Assim nasceu o célebre Colégio do Caraça.

De lá o Pe. Viçoso partiu para outras missões, até ser sagrado Bispo de Mariana. E o educandário crescia cada vez mais, tendo junto a si um florescente seminário.

Décadas mais tarde a velha igreja do Irmão Lourenço ficou pequena para tanta gente, sendo necessário erguer outra maior.

Foi construída então a primeira igreja neo-gótica do Brasil, toda feita com pedras da região: as paredes de arenito, os arcos de pedra-sabão, as colunas de granito, e os altares de mármore de Ouro Preto.

Para abrilhantar as cerimônias, o Pe. Luiz Gonzaga Boavida fabricou um órgão com 700 tubos. E, encantado ao visitar o local, o Imperador D. Pedro II enriqueceu o templo com a doação de um vitral francês. Para completar, importaram-se três rosáceas, também francesas, que foram postas em molduras de pedra sabão. 

Nesse colégio formaram-se milhares de rapazes, dos quais cerca de 500 seriam sacerdotes. Destes, 18 chegaram à sagração episcopal, 2 foram presidentes do Brasil (Afonso Penna e Arthur Bernardes) e vários, governadores de estados.
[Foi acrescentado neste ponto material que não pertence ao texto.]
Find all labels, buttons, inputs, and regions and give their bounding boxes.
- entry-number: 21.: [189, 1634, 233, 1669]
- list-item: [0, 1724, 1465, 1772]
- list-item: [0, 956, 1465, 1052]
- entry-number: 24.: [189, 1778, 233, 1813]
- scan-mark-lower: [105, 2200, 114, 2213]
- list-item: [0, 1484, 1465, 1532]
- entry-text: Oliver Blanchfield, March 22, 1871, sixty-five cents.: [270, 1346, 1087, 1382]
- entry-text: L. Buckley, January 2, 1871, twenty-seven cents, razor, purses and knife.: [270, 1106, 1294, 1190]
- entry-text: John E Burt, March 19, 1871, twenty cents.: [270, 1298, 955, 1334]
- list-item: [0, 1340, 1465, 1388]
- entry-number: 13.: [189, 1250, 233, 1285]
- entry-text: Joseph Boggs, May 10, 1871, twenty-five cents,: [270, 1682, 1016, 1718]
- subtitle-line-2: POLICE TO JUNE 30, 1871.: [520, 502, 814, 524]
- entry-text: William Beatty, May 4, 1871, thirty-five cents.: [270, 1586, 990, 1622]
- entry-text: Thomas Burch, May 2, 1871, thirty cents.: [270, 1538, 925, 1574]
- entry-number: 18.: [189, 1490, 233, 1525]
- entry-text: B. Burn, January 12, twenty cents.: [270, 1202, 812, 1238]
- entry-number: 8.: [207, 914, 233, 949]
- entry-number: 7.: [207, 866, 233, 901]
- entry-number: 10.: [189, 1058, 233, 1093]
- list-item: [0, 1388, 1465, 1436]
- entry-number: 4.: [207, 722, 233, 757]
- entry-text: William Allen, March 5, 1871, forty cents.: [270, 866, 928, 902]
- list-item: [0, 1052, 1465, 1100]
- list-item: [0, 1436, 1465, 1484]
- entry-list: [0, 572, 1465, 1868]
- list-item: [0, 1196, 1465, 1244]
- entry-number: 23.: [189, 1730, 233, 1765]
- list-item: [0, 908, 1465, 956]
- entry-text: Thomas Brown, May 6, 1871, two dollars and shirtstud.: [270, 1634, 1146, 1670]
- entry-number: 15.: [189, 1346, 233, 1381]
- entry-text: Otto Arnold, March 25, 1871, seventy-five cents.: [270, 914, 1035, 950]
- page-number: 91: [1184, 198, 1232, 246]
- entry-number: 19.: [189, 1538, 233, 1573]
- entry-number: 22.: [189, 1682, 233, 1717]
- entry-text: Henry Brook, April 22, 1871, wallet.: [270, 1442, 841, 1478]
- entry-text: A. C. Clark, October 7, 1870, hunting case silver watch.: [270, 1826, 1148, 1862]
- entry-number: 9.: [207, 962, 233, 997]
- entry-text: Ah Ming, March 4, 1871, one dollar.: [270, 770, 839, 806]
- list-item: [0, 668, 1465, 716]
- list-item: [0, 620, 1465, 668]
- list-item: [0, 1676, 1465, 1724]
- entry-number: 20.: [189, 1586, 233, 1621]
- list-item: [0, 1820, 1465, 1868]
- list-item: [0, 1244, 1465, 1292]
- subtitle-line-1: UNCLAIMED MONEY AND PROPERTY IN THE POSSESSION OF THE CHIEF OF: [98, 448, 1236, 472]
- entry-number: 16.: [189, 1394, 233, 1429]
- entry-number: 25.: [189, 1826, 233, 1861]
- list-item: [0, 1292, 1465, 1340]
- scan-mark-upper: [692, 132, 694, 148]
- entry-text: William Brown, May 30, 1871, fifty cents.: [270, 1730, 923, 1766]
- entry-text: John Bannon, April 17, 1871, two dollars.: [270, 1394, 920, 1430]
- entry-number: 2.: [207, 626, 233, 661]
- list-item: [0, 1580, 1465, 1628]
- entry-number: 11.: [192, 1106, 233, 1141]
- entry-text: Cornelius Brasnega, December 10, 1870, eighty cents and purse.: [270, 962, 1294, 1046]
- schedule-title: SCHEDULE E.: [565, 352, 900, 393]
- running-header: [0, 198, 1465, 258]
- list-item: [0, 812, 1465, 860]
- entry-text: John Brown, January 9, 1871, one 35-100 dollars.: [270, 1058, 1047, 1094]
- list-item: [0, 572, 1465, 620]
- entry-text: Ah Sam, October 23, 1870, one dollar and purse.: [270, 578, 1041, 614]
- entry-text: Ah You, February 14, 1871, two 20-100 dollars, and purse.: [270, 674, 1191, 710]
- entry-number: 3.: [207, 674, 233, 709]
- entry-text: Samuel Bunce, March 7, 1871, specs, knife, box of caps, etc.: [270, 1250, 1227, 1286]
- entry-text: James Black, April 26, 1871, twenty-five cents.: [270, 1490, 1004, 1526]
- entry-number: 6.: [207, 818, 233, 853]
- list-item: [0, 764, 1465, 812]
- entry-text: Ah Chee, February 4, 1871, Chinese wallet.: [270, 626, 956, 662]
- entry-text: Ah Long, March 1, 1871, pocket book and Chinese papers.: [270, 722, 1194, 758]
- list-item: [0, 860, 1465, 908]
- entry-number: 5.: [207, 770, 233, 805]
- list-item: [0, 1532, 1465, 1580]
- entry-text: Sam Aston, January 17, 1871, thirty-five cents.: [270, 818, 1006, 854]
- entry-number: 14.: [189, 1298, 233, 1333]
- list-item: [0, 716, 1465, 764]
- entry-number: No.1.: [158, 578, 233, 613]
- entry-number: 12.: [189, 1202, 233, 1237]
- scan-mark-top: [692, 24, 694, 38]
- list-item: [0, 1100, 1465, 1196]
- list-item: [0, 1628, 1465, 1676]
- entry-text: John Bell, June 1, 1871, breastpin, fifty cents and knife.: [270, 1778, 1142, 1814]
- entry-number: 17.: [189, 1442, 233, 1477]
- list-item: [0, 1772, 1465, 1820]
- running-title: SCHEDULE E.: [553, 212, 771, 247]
O desejo do Irmão Lourenço era ter em seu santuário homens que cristianizassem a sociedade. Morreu sem ver seu ideal plenamente realizado, mas Nossa Senhora realizou sobre a obra dele muito além do que ele podia esperar. 

Um incêndio destruiu o colégio em 1968, mas o santuário ainda existe, e quem passa por lá ainda sente o ambiente cheio de bênçãos, no qual, em meio ao canto longínquo das seriemas, soa ainda o sino do vetusto campanário, chamando todos para o Ângelus.